Similarly, one may refer to the following Indian judicial precedents wherein time and again, the judicial authorities have upheld the ‘doctrine of nexus’ between the person or income which is subject to tax and the country imposing the tax as a pre-requisite for the purposes of taxation :

  • CIT v. Eli Lilly and Co. (India) P. Ltd. and Ors., (312 ITR 225) (SC);

  • Hoechst Pharmaceuticals Ltd. v. State of Bihar, (154 ITR 64) (SC);

  • Mahaveer Kumar Jain v. CIT, (277 ITR 166) (Raj.) [decision following the judgment of Electronics Corporation of India Ltd. case (supra)]; and

  • Worley Parsons Services Pty Ltd., In re (312 ITR 273) (AAR);

Based on the aforesaid discussion, one may conclude that the ‘doctrine of nexus’ is well recognised and is an accepted principle for the purpose of determining tax jurisdiction of income, more specifically in cases of taxation of non-residents in India and ‘source of income in India’ is recognised as one of the ‘doctrine of nexus’ to establish territorial nexus in India.

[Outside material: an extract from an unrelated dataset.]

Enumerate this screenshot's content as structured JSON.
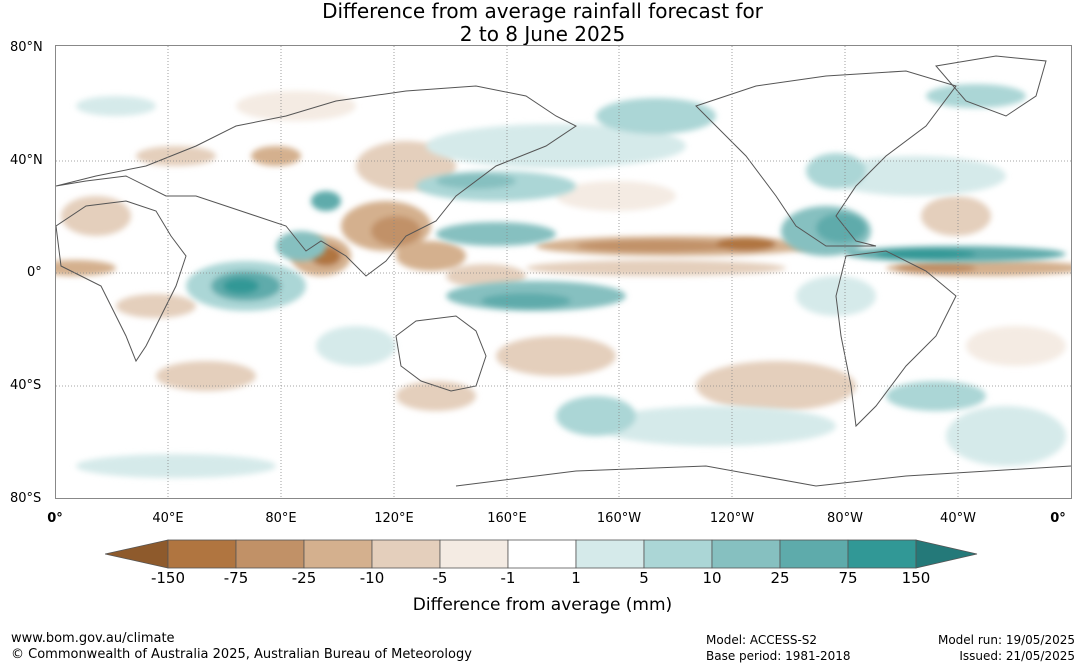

India, therefore, neither follows pure ‘territorial tax system’ nor pure ‘worldwide tax system’, but follows ‘mixed tax system’. So, even after looking at the issue to determine tax jurisdiction of FTS from the point of view of the ‘doctrine of nexus’, the result under this alternative also remains the same that ‘source of income’, being the necessary nexus or connection, must have a relationship with India i.e., of ‘income earned’ in India and therefore, the observations of the Mumbai Tribunal may require reconsideration.

Conclusions :

In the backdrop of the aforesaid discussions, one may conclude as under :

  • Plain words of the statute in section 9(1)(vii) (b) of the Act cannot be read to state that ‘situs of service utilised’ shall be of paramount importance to determine the tax jurisdiction of fees from offshore services;

  • The principle of ‘source rule of taxation’ recognises the country where the income is earned as the basis for determining the tax jurisdiction of fees from offshore services;

  • ‘Situs of payer’ and ‘Situs of services utilised’ are of relevance for the purpose of falling under the exception of section 9(1)(vii)(b) and satisfying the additional condition of section 9(1)(vii)(c) of the Act;

  • Non-relevance of ‘situs of service rendered’, supports the argument that the concept of ‘income earned’ is interpreted in wider sense to determine tax jurisdiction of income from FTS u/s.9(1)(vii) of the Act;

  • India, neither follows pure ‘territorial tax system’ nor pure ‘worldwide tax system’, but follows ‘mixed tax system’; and

  • ‘Source of income’ is recognised under the Act as one of the basis of territorial nexus in determination of tax jurisdiction of income.

Therefore, in light of the aforesaid considerations, the general understanding of fees from offshore services being income deemed to accrue or arise in India and taxable under the domestic provisions of the Act, may require reconsideration.

Editor’s Note: Attention of the readers is invited to the recent decision of the Supreme Court of India (five member Bench) in the case of GVK Industries Ltd vs. ITO (2011-TII-03-SC-CB-INTL) in which the Court has opined on the issue of `territorial nexus’ for taxation in India.